How it works is, the horse is guided into a portable container that is built a lot like a stable, with either one, two or three compartments depending on which class the horse is flying.

Yes, horses can travel in first class, business class, or economy, just like us humans.

They are actually loaded on the tarmac and the containers/horseboxes are then lifted up to the plane using a hydraulic platform, before being wheeled inside and locked into place on the deck of the plane.

The floor on non-passenger planes is specially designed for freight, so anything big and heavy that is being transported needs to be locked down to the floor to stop them sliding around, and horse boxes are no exception.

There will also be a team of grooms and even a vet to travel with the horses, keep them fed, calm and comfortable, and make sure everything is handled properly at the other end.

A few other flying horse facts include:

  • Horses need to be quarantined at each end of the journey, and will be ‘buddied up’ with the horses they are going to be traveling next to.
  • It is recommended for horses to be de-shoed before they fly.
  • Horses tend to lose between 5kg-15kg during a long flight, despite being fed.
  • ‘Shipping fever’ is the biggest concern, but the grooms are trained to look for early signs of this and get on top of it quickly.

Horses can get jet lagged as well as stressed, so their care needs to be spot on if they are going to race a few days after they arrive.

As well as all of this, pilots with horses on board are made aware, and their approach to lift off and touch down is gentler because of it.

For instance; they will use the full length of the runway and keep the take off and landing as smooth and steady as possible, climbing at a shallower incline than they might if they just had people on board, who can deal with a steeper climb.

It’s not cheap though – it can cost around £10k to get a horse across the pond, and that’s just the flight costs.

Transporting Race Horses by Boat

Freight Ferry

It is also possible – and cheaper – to ferry horses around on ships, although this isn’t all that common anymore as the journeys also tend to take longer.

Obviously, the less time a horse is in transit the better; race horses should be resting in stables, out grazing or training.

It was common in days gone by but air travel changed all of that.

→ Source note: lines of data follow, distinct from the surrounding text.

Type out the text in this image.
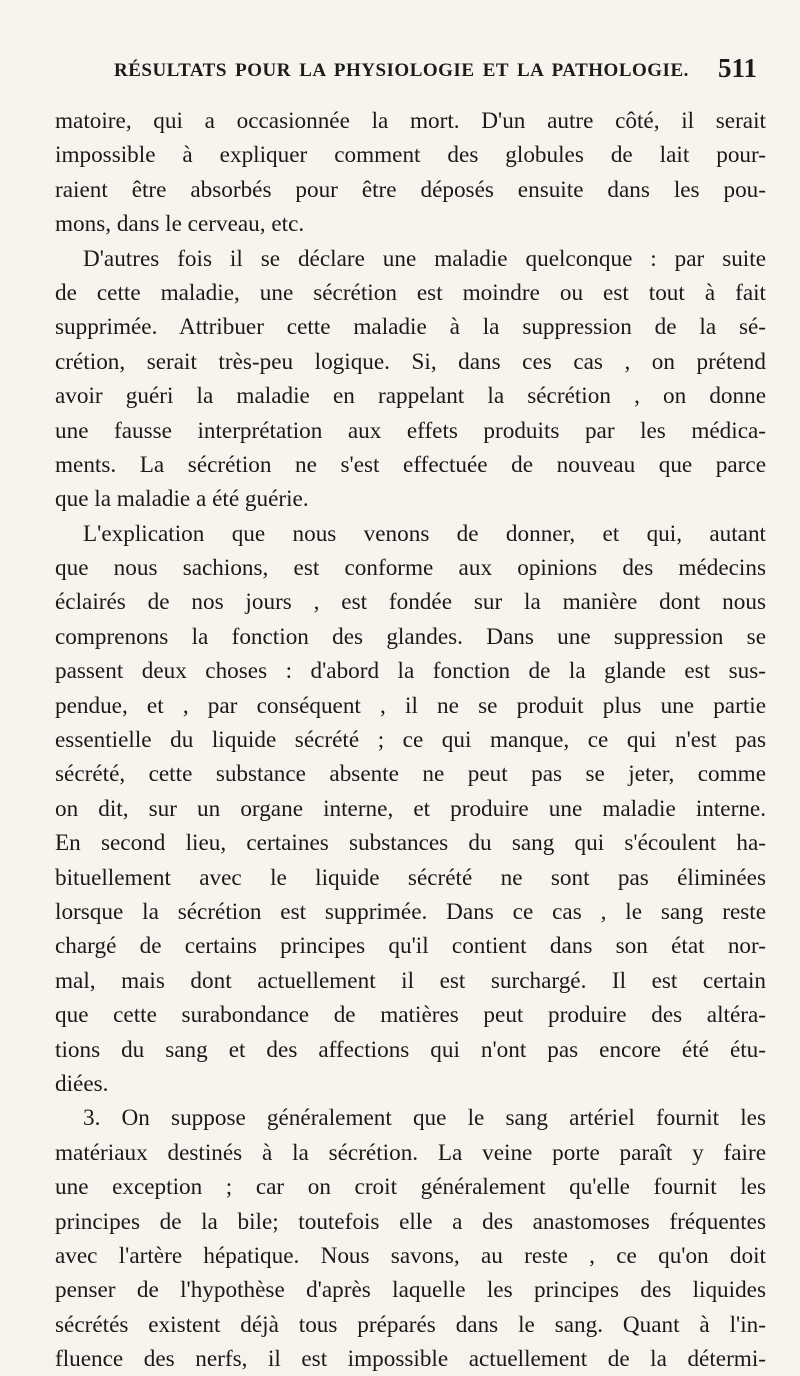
RÉSULTATS POUR LA PHYSIOLOGIE ET LA PATHOLOGIE. 511
matoire, qui a occasionnée la mort. D'un autre côté, il serait
impossible à expliquer comment des globules de lait pour-
raient être absorbés pour être déposés ensuite dans les pou-
mons, dans le cerveau, etc.
D'autres fois il se déclare une maladie quelconque : par suite
de cette maladie, une sécrétion est moindre ou est tout à fait
supprimée. Attribuer cette maladie à la suppression de la sé-
crétion, serait très-peu logique. Si, dans ces cas , on prétend
avoir guéri la maladie en rappelant la sécrétion , on donne
une fausse interprétation aux effets produits par les médica-
ments. La sécrétion ne s'est effectuée de nouveau que parce
que la maladie a été guérie.
L'explication que nous venons de donner, et qui, autant
que nous sachions, est conforme aux opinions des médecins
éclairés de nos jours , est fondée sur la manière dont nous
comprenons la fonction des glandes. Dans une suppression se
passent deux choses : d'abord la fonction de la glande est sus-
pendue, et , par conséquent , il ne se produit plus une partie
essentielle du liquide sécrété ; ce qui manque, ce qui n'est pas
sécrété, cette substance absente ne peut pas se jeter, comme
on dit, sur un organe interne, et produire une maladie interne.
En second lieu, certaines substances du sang qui s'écoulent ha-
bituellement avec le liquide sécrété ne sont pas éliminées
lorsque la sécrétion est supprimée. Dans ce cas , le sang reste
chargé de certains principes qu'il contient dans son état nor-
mal, mais dont actuellement il est surchargé. Il est certain
que cette surabondance de matières peut produire des altéra-
tions du sang et des affections qui n'ont pas encore été étu-
diées.
3. On suppose généralement que le sang artériel fournit les
matériaux destinés à la sécrétion. La veine porte paraît y faire
une exception ; car on croit généralement qu'elle fournit les
principes de la bile; toutefois elle a des anastomoses fréquentes
avec l'artère hépatique. Nous savons, au reste , ce qu'on doit
penser de l'hypothèse d'après laquelle les principes des liquides
sécrétés existent déjà tous préparés dans le sang. Quant à l'in-
fluence des nerfs, il est impossible actuellement de la détermi-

Nevertheless, if horses are shipping by sea, it happens in a similar way to air travel.

Horses are housed in special containers built to look like stables, and since there is more space on a ship and no turbulence or altitude to deal with, the journey might also be smoother barring any particularly rough seas.

One of the same challenges is keeping the horse from getting sick.

Horses will likely get ill if they cannot or do not put their heads down, because when they do this (when grazing in a field for instance) they naturally drain out impurities.

For this reason horses are encouraged to eat and drink from the ground level when travelling, as a combination of confined spaces slowly but surely filling with bacteria from faeces and urine, poor ventilation, and having their heads up the whole time, is a quick route to illness.

Shipping horses by boat isn’t an ideal way of doing things, and it’s unlikely that a race horse owner would choose this option unless there was literally no other way.